Wählerliste erstellen und pflegen

WO §§ 2, 3 

Terminfahrplan: bis 29.1.2020

Material GEW Wählerliste

Die erste große und wichtige Aufgabe des Wahlvorstands ist die Erstellung der Liste der Wahlberechtigen (Wählerliste). Diese Liste ist die Grundlage dafür, dass alle Wahlberechtigten ihr Wahlrecht ausüben können. Darüber hinaus ist die Wählerliste die Grundlage für die Entscheidung des Wahlvorstands über die Größe des Personalrats und dessen Zusammensetzung (Beamte und Beamtinnen, Arbeitnehmerinnen und Arbeitnehmer, Frauen und Männer).

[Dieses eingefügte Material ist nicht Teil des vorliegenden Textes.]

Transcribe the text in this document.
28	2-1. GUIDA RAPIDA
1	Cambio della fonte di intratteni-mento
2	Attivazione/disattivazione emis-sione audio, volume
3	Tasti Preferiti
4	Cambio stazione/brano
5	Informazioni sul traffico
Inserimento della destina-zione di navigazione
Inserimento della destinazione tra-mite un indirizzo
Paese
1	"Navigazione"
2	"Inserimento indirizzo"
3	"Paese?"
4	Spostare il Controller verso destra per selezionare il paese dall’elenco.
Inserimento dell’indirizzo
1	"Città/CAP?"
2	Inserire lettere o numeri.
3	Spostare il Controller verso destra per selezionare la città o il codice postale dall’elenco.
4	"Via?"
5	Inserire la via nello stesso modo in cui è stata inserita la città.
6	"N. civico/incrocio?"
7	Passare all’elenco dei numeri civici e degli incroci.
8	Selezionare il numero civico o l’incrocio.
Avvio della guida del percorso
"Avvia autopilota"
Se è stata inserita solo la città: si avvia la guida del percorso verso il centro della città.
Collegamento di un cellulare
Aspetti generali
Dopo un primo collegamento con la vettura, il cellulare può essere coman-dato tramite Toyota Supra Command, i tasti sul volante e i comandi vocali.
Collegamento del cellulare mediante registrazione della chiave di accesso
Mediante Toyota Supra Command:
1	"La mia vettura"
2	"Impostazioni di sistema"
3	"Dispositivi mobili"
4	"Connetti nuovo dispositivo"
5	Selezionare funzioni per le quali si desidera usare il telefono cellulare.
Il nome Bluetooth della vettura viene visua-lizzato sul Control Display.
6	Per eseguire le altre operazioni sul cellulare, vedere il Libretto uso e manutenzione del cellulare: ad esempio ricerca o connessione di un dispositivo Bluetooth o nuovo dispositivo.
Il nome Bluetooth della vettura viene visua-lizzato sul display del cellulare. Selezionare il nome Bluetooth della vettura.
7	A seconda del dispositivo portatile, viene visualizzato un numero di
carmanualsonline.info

Zur Erstellung der Wählerliste kann sich der Wahlvorstand von der Schulleitung eine Liste der an der Schule Beschäftigten geben lassen, die er zu überprüfen und ggf. zu korrigieren hat. Die Schulleitung ist zur Unterstützung des Wahlvorstands verpflichtet (§ 1 Abs. 2 WO). Aufgrund dieser Gesetzesvorschrift könnte man das Schulsekretariat bitten, die Namen,  Vornamen und Geburtsdaten in das Formular „Wählerliste“ einzutragen. Dieses Formular ist kein amtlicher Vordruck, hat sich aber in der Praxis bewährt und kann die Arbeit erleichtern.

Wahlberechtigung und Wählbarkeit

In die Liste sind auch die Beschäftigten einzutragen, die an die Schule abgeordnet sind, sowie alle Lehrkräfte im Vorbereitungsdienst (LiV). Dabei sollte zunächst vom Stand am 1. Februar 2020 ausgegangen werden, um eventuelle Pensionierungen und Neueinstellungen berücksichtigen zu können. Der Wahlvorstand überprüft die Wahlberechtigung der Beschäftigten anhand der Übersicht im Wahlhandbuch und füllt das Formular „Wählerliste“ aus. In dem vorgelegten Entwurf zur Änderung der Wahlordnung vom 7. Juni 2019 wird nun vorgegeben, dass in der Wählerliste (zunächst) bei allen Wahlberechtigten das Geburtsdatum anzugeben ist.  Aus Gründen des Datenschutzes darf aber die Wählerliste, die ausgelegt bzw. am Schwarzen Brett im Lehrerzimmer ausgehängt wird, keine Geburtsdaten  enthalten.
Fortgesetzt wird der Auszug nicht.